DANS LA DÉCOUVERTE SCIENTIFIQUE, D’APRÈS BACON[1]


I. — De l’hypothèse. (Vindemiatio prima.)

L’intelligence laissée à elle-même, et qui ne suit que ses propres mouvements, avait paru à Bacon le plus dangereux des guides ; presque toujours elle s’égare, les erreurs des philosophes en sont la preuve[2]. Aussi devons-nous, au lieu de l’écouter comme un oracle, lui imposer silence, et n’interroger que la nature et l’expérience. C’est de là, en effet, et non point d’ailleurs, que nous viendront des réponses sûres et des révélations au sujet des lois de la réalité.
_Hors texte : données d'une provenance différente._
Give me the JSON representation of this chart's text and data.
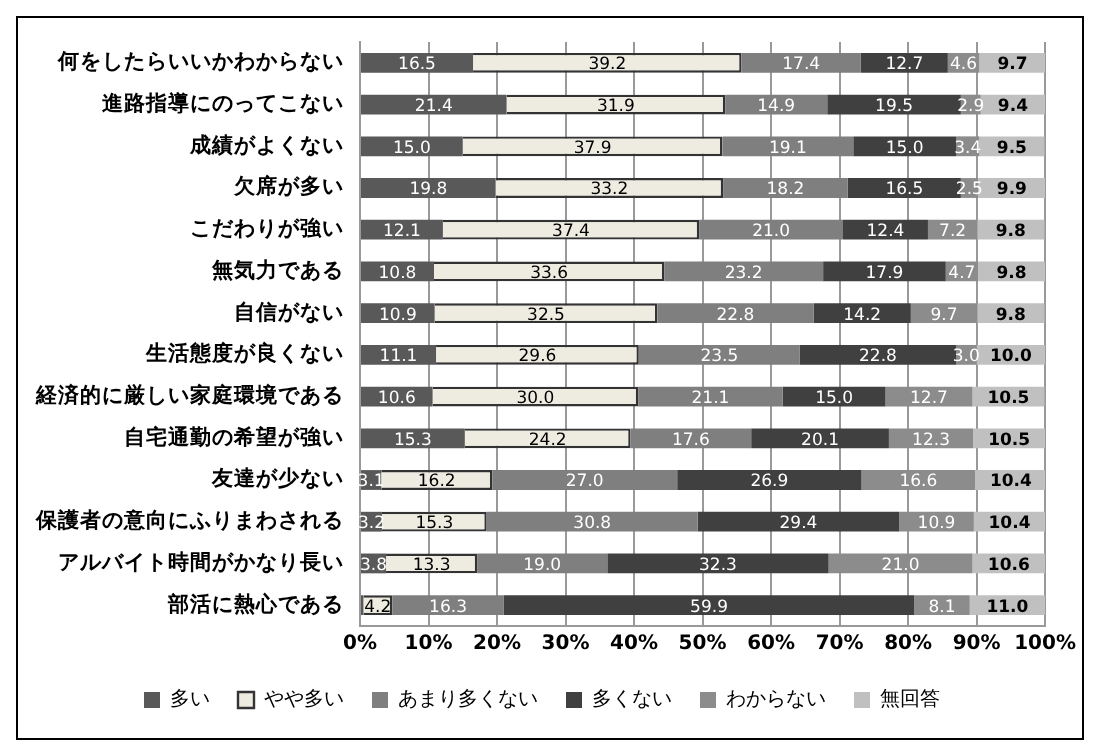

Néanmoins les trois tables que Bacon dresse pour chaque fait qu’il étudie, tables de présence, d’absence, et de degrés, lui permettent seulement, semble-t-il, d’exclure et de rejeter les circonstances qui ne sont pas la cause du fait ; mais ensuite il se trouve un peu dans l’embarras : car il peut bien apprendre de la sorte ce que la cause n’est pas ; mais où s’adresser, après cela, pour savoir ce qu’elle est ? Est-ce avec des négations seulement qu’il parviendra à établir une loi de la nature ? Non certes, et il lui faut enfin risquer une affirmation, avancer, sans oser le prétendre encore, que peut-être la cause est ceci ou cela. Sans doute il y a loin de ce premier pas timide et prudent vers une explication, et des courses aventureuses à travers le champ illimité des causes, que Bacon a si sévèrement interdites à l’esprit. Il lui rend toutefois sa liberté d’allure, s’apercevant bien que, s’il restait immobile, la science n’avancerait guère. Il lui permet, il lui demande même de se prononcer, et attend

  1. Cet article est un chapitre détache d’une étude historique qui paraîtra prochainement sur la Philosophie de Bacon
  2. Sur l’lntellectus sibi permissus et ses défauts, cf. Nov. Org., l. I, aph. 20 et 21, 9, 10, etc.